Alper: Bu durum ekonomik anlamda müzisyenler için pek sürdürülebilir değil maalesef. Türkiye’deki en büyük sorunun müzisyenlerin kimlik eksikliği olduğunu düşünüyorum. Eğer bir devlet kurumunda müzisyen değilseniz hiçbir sosyal güvenceniz olmuyor hatta meslek olarak bile tanınmıyorsunuz. Umarım gelecekte bu sorunları yaşamamak için gerekli önlemler alınır ve müzik ve müzisyenler hakkettiği yere konumlandırılır.

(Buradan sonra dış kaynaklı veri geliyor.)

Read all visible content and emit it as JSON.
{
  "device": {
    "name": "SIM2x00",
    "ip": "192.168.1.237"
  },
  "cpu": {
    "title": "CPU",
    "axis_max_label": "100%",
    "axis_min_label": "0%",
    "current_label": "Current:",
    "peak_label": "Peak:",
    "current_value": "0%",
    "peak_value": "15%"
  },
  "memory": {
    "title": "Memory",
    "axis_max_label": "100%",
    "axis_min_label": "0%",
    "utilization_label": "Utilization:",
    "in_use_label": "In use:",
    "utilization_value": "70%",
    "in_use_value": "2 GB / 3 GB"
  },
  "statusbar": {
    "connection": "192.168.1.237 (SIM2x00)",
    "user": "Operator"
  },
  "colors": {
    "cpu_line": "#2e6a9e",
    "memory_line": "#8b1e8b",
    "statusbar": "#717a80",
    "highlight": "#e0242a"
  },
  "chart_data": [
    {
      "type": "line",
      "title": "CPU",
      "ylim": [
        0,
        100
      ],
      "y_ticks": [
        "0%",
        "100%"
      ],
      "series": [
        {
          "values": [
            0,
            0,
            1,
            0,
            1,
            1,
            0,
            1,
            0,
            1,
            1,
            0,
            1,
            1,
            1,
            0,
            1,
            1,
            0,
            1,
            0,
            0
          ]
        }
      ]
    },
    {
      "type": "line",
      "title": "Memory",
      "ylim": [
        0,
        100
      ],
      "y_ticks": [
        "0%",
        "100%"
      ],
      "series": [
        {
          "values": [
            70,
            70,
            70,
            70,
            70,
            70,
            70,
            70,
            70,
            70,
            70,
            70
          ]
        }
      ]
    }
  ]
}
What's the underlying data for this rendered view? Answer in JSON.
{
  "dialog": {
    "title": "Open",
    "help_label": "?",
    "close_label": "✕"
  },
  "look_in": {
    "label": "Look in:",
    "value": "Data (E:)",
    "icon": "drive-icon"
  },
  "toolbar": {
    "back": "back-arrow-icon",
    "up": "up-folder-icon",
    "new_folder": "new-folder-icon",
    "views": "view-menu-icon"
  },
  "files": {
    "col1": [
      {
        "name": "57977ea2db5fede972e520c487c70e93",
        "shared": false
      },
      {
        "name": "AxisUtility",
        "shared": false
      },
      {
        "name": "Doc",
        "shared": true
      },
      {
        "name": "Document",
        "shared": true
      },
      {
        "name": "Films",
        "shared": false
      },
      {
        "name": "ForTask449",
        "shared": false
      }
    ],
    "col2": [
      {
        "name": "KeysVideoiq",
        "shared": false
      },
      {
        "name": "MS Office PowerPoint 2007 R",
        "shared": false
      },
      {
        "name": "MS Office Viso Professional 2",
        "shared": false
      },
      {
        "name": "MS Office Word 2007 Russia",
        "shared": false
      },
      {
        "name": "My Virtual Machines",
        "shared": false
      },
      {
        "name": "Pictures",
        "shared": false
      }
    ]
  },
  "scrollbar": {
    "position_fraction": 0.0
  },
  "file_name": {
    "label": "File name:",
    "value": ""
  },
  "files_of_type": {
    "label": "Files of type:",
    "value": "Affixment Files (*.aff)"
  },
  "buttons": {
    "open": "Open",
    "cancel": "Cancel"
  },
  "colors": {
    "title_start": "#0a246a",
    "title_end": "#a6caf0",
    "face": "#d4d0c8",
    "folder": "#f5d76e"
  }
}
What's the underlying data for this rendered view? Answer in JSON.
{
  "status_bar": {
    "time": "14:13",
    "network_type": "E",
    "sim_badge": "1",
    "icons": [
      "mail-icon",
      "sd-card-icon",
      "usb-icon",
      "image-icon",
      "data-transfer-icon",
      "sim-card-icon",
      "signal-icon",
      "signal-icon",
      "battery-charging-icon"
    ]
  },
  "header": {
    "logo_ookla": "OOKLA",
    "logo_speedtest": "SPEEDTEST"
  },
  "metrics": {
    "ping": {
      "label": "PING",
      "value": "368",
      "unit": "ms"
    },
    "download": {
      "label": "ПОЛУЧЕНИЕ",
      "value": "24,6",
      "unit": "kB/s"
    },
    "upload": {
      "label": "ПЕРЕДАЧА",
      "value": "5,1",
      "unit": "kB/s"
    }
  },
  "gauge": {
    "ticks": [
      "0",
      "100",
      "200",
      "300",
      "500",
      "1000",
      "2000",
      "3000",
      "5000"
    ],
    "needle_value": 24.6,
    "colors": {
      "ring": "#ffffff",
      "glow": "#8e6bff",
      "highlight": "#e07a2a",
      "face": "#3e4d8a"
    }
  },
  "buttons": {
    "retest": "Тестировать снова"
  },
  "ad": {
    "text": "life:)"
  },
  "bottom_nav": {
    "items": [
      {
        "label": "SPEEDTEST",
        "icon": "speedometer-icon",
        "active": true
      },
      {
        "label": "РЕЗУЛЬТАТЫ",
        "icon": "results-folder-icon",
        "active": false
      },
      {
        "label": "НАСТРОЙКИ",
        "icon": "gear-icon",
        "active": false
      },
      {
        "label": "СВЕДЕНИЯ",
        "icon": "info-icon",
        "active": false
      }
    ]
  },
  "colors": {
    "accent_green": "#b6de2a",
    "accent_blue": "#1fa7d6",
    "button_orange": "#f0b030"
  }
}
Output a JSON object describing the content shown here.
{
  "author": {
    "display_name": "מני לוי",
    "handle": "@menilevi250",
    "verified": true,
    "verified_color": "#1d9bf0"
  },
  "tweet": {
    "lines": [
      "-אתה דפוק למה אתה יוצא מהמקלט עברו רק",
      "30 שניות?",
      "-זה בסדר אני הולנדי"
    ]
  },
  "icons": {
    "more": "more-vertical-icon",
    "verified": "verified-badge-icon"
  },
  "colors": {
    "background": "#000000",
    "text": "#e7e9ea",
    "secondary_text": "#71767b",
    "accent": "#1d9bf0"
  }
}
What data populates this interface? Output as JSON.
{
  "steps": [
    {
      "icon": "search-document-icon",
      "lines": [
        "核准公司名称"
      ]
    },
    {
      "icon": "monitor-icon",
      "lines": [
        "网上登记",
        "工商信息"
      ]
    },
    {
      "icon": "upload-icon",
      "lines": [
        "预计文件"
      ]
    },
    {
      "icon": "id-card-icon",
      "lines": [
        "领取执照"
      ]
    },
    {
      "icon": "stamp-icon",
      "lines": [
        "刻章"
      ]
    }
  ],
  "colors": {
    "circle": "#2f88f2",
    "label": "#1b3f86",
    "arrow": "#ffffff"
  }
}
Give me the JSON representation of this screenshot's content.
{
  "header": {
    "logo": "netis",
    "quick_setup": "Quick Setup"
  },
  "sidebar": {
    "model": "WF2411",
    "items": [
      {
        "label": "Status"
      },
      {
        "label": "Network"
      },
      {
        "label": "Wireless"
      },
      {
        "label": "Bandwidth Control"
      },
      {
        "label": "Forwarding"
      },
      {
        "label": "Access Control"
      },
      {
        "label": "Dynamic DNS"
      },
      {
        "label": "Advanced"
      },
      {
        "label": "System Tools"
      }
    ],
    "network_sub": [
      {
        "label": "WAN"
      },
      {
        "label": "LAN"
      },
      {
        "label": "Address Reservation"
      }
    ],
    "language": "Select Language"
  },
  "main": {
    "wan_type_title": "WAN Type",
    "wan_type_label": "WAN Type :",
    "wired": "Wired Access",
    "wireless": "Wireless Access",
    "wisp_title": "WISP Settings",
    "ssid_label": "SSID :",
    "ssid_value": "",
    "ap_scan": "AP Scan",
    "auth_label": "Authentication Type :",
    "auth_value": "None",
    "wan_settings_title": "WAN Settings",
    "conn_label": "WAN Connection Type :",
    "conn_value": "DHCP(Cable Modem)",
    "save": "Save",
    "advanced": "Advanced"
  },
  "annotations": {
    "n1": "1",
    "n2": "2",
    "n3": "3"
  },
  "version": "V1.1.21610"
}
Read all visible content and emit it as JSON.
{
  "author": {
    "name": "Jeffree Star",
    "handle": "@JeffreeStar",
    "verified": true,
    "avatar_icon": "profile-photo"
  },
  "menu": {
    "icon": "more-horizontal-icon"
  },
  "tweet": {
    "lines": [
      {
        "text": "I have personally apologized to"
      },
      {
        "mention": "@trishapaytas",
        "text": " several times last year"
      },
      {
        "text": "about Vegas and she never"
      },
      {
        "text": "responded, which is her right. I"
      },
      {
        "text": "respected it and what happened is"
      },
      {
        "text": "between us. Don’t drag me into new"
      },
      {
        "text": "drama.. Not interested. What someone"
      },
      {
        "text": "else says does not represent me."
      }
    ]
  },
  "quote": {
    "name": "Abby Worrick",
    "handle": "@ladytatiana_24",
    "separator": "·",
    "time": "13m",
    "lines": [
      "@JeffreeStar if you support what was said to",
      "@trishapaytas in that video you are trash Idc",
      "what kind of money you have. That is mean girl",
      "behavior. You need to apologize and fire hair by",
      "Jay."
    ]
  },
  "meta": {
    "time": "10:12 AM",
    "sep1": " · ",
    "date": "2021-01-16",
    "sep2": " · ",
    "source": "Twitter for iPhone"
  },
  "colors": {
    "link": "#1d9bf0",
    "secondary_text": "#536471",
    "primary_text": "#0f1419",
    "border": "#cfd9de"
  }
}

Sertaç: Online konserleri izlemeye gayret ediyorum. Müzisyenle dinleyici arasında etkileşim yok deniyor ama like veya emojilerle ekran üzerinden yine de sağlanıyor. Uzun zamandır insanlar zaten bu şekilde etkileşim içinde.
Bayezid: Salgın sebebi ile bir araya gelmemiz uzun süre mümkün olmadı. Bu da üretimlerimize yansıdı ancak bu yalnızlık ve çaresizlik her birimizin kendi evlerinde birer kayıt imkanına erişmesini zorunlu kıldı ve bu sayede şimdi hemen hepimiz evlerimizde kayıt yapabilir hale geldik. Müzik aletlerimizi çalmak dışında kayıt yapmakla ilgili başka şeyler öğrendik. Podcast denemesi yaptık.